“Fine consolation, that is!”

This time the old man found words, for they were in his heart, and so came straight to his lips.

“At least, don’t say it to your mother.”

“My mother! She would have done better not to have brought me into the world, my mother!”

“Yes,” assented Padron ’Ntoni, “it would have been better she had not borne you, if you are to begin to talk in this way.”

For a minute ’Ntoni didn’t know what to say, then he began: “Well, I mean it for your good, too—for you, for my mother, for us all. I want to make her rich, my mother! that’s what I want. Now we’re tormenting ourselves for the house, and for Mena’s dowry; then Lia will grow up, and she’ll want a dowry too, and then a bad year will throw us all back into misery. I don’t want to lead this life any longer. I want to change my condition and to change yours. I want that we should be rich—mamma, Mena, you, Alessio, all of us.”

Padron ’Ntoni opened his eyes very wide and listened, pondering, to this discourse, which he found very hard to understand. “Rich!” he said, “rich! And what shall we do when we are rich?” ’Ntoni scratched his head, and began to wonder himself what he should do in such a case. “We should do what other people do,” he said—“go and live in town, and do nothing, and eat meat.”

“In town! go and live in town by yourself. I choose to die where I was born;” and thinking of the house where he was born, which was no longer his, he let his head drop on his breast. “You are but a boy; you don’t know what it is,” he said; “you don’t know, you don’t know! When you can no longer sleep in your own bed, or see the light come in through your own window, you’ll see what it is. I am old, and I know!” The poor old man coughed as if he would suffocate, with bent shoulders, shaking his head sadly. “‘His own nest every bird likes best.’ Look at those swallows; do you see them? They have always made their nest there, and they still return to make it there, and never go away.”
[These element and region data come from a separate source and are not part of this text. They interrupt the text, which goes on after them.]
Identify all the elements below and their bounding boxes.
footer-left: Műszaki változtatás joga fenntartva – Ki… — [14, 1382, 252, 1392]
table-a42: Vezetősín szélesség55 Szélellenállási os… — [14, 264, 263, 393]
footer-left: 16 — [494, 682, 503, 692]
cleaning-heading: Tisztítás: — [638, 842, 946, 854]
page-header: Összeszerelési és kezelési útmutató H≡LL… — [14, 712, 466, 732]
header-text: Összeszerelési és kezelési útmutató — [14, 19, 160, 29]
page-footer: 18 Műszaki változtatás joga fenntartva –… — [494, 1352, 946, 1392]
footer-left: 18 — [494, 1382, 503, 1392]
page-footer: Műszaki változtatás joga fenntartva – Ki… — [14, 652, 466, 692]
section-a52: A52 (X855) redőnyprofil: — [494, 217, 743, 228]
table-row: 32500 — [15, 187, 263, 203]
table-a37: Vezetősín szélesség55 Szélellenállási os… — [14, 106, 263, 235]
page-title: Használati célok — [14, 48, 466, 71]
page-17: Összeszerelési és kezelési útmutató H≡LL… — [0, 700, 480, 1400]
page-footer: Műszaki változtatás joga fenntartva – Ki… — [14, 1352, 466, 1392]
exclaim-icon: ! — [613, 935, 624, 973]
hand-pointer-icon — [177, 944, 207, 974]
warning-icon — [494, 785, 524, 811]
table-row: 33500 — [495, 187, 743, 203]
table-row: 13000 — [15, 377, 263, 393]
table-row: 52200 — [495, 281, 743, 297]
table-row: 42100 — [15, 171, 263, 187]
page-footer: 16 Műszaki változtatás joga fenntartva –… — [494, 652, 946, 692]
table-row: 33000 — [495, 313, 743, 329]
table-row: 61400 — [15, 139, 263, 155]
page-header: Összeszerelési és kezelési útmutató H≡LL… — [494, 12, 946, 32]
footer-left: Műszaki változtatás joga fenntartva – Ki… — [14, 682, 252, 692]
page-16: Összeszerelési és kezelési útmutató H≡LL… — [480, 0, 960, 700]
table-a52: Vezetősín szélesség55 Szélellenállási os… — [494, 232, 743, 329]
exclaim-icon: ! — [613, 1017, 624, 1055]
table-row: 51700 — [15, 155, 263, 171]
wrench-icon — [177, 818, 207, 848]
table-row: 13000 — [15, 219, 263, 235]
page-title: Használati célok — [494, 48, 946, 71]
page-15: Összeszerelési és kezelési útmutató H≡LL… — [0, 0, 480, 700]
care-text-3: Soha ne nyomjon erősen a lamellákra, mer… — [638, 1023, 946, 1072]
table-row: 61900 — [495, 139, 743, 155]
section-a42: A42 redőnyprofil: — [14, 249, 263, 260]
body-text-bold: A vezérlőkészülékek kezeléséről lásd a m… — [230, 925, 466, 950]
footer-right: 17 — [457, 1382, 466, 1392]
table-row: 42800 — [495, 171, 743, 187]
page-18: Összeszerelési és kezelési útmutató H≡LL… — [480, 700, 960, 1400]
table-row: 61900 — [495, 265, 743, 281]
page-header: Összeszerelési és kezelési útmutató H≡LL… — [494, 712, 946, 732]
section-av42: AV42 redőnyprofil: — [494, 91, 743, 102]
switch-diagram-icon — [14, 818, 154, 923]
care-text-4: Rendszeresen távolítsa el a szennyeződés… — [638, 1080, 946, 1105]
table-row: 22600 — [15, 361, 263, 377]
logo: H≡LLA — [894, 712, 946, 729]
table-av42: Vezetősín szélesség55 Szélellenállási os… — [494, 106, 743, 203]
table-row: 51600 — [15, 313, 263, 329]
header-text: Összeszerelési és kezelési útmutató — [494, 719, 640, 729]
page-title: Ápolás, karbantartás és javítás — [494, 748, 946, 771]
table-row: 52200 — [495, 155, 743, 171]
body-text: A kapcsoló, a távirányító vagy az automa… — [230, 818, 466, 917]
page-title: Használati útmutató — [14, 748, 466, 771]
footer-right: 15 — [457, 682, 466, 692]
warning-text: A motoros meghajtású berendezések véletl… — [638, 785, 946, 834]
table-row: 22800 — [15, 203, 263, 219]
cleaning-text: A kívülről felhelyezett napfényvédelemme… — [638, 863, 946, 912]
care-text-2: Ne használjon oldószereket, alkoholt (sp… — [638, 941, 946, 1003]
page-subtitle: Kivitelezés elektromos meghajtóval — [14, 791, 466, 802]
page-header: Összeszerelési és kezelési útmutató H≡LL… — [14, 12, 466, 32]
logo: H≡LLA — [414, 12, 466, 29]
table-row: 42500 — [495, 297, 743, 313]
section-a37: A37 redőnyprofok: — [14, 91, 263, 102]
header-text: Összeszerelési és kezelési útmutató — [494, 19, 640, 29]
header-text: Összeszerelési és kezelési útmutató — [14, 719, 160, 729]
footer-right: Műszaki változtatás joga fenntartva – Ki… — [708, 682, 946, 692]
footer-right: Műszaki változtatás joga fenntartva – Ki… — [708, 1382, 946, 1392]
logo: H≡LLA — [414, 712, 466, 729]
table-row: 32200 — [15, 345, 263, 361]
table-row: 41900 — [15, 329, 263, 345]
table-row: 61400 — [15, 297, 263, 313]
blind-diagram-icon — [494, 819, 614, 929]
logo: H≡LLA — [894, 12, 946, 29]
“But I am not a swallow,” said ’Ntoni. “I am neither a bird nor a beast. I don’t want to live like a dog on a chain, or like Cousin Alfio’s ass, or like a mule in a mill, that goes round and round, turning the same wheel forever. I don’t want to die of hunger in a corner, or to be eaten up by sharks.”

“Thank God, rather, that you were born here, and pray that you may not come to die far from the stones that you know. ‘Who changes the old for the new changes for the worse all through.’ You are afraid of work, are afraid of poverty; I, who have neither your youth nor your strength, fear them not. ‘The good pilot is known in the storm.’ You are afraid of having to work for your bread, that is what ails you! When my father, rest his soul, left me the Provvidenza and five mouths to feed, I was younger than you are now, and I was not afraid; and I have done my duty without grumbling; and I do it still, and I pray God to help me to do it as long as I live, as your father did, and your brother Luca, blessed be their souls! who feared not to go and die where duty led them. Your mother, too, has done hers, poor little woman, hidden inside four walls; and you know not the tears she has shed, nor how many she sheds now, because you want to go and leave her; nor how in the morning your sister finds her sheets wet with tears. And nevertheless she is silent, and does not talk of you nor of the hard things you say to her; and she works, and puts together her provision, poor busy little ant that she is; and she has never done anything else all her life long—before she had so many tears to shed, and when she suckled you at her breast, and before you could go alone, or the temptation had come over you to go wandering like a gypsy about the world.”